Fire investigators are regularly called upon to interpret burn patterns and to determine where fires originate. Origin and cause investigators often easily decipher pre-flashover fire patterns. The severe burn damage found in fully involved fires however, can be far more daunting to interpret, making origin determination extremely difficult.

In 2005, now-retired ATF Senior Special Agent and Certified Fire Investigator Steve Carman designed and helped present a seminar on Fire Dynamics.   As part of the class, two, identical, one-room burn cells with standard-sized doorways were each burned for seven minutes. Hours later, fifty-three experienced fire investigator-students (who had not observed the fires) were asked to briefly examine the cells and decide in which quadrant of each cell they thought the fires had started. 5.7% of the students correctly identified the quadrant of origin in each cell. A review was undertaken of investigators’ responses in similar, post-flashover exercises at the Federal Law Enforcement Training Center in Georgia. Though written records of those responses are not kept, anecdotal reports by long-time instructors indicate that since the class’ inception in the early-1990s, about 8-10% of students correctly identified the fire’s origin. Those who identified an incorrect origin typically reported were misled during their analyses by extensive, post-flashover-generated burn patterns.

Carman and others conducted additional testing into the fire behavior of and burn pattern generation in post-flashover fires at the ATF Fire Research Laboratory in July 2008.  The results of each of these tests, which were the basis for a CFITrainer module on “Post-flashover Fire”, have been collected and will be discussed.  This information on the nuances of fire science associated with fully involved, post-flashover burning will identify some of the common difficulties facing fire investigators in interpreting the burn patterns generated in such fires.

About Your Instructor

Steve Carman (ATF Senior Special Agent, retired) is the owner of Carman & Associates Fire Investigation based in Dunsmuir, California.  He served as a Special Agent with ATF from 1988 to 2008 assigned to the Sacramento and Redding, California offices.  He was certified as an ATF Certified Fire Investigator in 1993 and spent more than nine years as a member of the ATF's Western National Response Team.  Steve  graduated from the U.S. Coast Guard Academy in 1980 with a B.S. degree with High Honors in Physical Sciences.  Prior to joining ATF, he served six years as a Coast Guard officer including two as Commanding Officer afloat.  After that he spent two years in the private sector working in chemical and mechanical engineering.
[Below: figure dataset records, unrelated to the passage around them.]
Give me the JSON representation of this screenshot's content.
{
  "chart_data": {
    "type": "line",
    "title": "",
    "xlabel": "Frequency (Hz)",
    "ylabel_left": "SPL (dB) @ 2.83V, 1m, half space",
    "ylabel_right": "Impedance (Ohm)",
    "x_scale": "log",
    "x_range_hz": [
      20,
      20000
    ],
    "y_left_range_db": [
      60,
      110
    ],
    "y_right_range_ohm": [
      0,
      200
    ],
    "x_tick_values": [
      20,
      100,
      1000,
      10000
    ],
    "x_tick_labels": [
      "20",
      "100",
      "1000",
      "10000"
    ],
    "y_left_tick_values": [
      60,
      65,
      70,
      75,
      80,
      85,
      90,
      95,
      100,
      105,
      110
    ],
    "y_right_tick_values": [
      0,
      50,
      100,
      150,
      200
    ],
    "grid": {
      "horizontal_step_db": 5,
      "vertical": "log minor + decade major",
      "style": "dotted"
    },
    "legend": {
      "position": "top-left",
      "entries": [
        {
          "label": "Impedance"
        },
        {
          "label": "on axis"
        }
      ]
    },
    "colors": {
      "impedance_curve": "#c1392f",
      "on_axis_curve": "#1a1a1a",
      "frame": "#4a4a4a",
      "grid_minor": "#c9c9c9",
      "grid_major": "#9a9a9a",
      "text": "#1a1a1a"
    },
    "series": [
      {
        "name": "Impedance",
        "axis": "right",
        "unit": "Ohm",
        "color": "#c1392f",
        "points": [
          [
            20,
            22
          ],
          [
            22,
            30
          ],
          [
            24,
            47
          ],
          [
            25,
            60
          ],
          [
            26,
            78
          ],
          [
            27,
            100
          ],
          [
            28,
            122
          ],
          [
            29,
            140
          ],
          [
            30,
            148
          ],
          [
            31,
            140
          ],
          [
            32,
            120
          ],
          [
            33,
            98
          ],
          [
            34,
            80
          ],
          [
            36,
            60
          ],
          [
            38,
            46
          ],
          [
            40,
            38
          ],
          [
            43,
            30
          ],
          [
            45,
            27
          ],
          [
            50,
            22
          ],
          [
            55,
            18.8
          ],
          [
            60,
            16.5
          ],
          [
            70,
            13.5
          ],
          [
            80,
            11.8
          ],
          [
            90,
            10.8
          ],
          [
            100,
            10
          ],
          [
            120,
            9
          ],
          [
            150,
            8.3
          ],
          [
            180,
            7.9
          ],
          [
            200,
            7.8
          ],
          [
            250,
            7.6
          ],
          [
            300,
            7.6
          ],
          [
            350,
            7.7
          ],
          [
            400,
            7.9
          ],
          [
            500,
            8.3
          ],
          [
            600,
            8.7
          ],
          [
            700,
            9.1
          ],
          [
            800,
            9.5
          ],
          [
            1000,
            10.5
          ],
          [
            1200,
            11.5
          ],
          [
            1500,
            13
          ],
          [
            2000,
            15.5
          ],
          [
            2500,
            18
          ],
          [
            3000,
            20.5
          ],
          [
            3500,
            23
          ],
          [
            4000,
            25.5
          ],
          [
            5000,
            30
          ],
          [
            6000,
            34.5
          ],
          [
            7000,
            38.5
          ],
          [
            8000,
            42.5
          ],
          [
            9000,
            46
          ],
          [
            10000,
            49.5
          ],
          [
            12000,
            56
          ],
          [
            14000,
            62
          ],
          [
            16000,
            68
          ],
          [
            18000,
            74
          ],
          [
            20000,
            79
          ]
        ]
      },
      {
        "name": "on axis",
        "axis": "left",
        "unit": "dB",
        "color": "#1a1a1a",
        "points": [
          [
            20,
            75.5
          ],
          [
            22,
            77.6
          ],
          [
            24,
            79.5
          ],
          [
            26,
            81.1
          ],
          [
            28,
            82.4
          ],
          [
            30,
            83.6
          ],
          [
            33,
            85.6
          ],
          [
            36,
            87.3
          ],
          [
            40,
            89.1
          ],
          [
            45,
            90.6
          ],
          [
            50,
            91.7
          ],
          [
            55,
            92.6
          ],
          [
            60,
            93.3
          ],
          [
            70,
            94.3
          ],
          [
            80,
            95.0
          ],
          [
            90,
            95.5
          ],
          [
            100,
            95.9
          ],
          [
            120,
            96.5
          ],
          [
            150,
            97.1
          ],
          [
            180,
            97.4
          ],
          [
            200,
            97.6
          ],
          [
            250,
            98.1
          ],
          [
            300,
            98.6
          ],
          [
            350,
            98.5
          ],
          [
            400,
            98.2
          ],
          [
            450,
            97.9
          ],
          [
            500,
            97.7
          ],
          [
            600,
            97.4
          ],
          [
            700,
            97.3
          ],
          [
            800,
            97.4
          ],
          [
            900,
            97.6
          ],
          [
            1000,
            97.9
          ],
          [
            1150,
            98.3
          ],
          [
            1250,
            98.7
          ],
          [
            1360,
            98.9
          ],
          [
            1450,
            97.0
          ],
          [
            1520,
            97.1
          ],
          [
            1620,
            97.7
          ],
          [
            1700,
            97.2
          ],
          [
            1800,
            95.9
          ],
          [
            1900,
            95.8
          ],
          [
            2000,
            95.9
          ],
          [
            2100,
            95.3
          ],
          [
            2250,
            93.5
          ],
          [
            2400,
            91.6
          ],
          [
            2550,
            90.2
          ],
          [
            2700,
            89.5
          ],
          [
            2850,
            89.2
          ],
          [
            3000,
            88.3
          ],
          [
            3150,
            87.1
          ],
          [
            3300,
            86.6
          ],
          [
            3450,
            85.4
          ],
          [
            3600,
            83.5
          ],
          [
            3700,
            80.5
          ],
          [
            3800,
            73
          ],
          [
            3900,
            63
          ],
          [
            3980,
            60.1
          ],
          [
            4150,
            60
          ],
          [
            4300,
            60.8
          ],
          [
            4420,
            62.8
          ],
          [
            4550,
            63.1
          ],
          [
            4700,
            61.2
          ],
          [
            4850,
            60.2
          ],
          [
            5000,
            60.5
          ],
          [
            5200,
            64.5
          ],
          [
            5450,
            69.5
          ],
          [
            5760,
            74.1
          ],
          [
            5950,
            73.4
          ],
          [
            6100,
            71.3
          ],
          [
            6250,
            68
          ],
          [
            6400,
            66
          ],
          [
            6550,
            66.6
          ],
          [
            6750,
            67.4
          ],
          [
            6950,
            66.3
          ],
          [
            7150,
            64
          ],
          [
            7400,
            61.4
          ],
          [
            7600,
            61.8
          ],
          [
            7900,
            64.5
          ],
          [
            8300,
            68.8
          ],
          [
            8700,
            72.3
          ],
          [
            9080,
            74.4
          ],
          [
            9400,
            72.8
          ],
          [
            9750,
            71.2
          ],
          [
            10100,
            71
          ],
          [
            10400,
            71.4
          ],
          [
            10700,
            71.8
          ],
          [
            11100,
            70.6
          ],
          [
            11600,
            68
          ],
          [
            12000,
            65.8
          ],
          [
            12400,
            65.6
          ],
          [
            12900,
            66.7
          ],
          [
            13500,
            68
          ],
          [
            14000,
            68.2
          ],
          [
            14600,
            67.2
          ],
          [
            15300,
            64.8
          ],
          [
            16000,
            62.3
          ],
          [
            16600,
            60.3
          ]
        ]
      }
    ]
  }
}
Steve has investigated several hundred large-loss fires with more than 70 fire deaths and average fire losses of more than $1,000,000.  He has conducted and led numerous, complex arson and explosives investigations throughout the west resulting in many successful federal and state prosecutions.  He has lectured internationally on various aspects of fire science and investigation including fire dynamics, fire chemistry and fire modeling.  Because of his familiarity and work with fire chemistry and physics, Steve has focused much of his work and research towards the study of “unusual” fire behavior and its recognition during investigations.   Among his works was the publishing of an ATF monograph in October 1994 detailing his conclusions regarding a nationally puzzling fire phenomenon dubbed “High Temperature Accelerants.  His most recent work has revolved around efforts to educate the fire investigation community about post-flashover fire behavior.  He is a member of the Board of Directors of the International Association of Arson Investigators.  He is also an adjunct instructor at Cogswell Polytechnic College in California.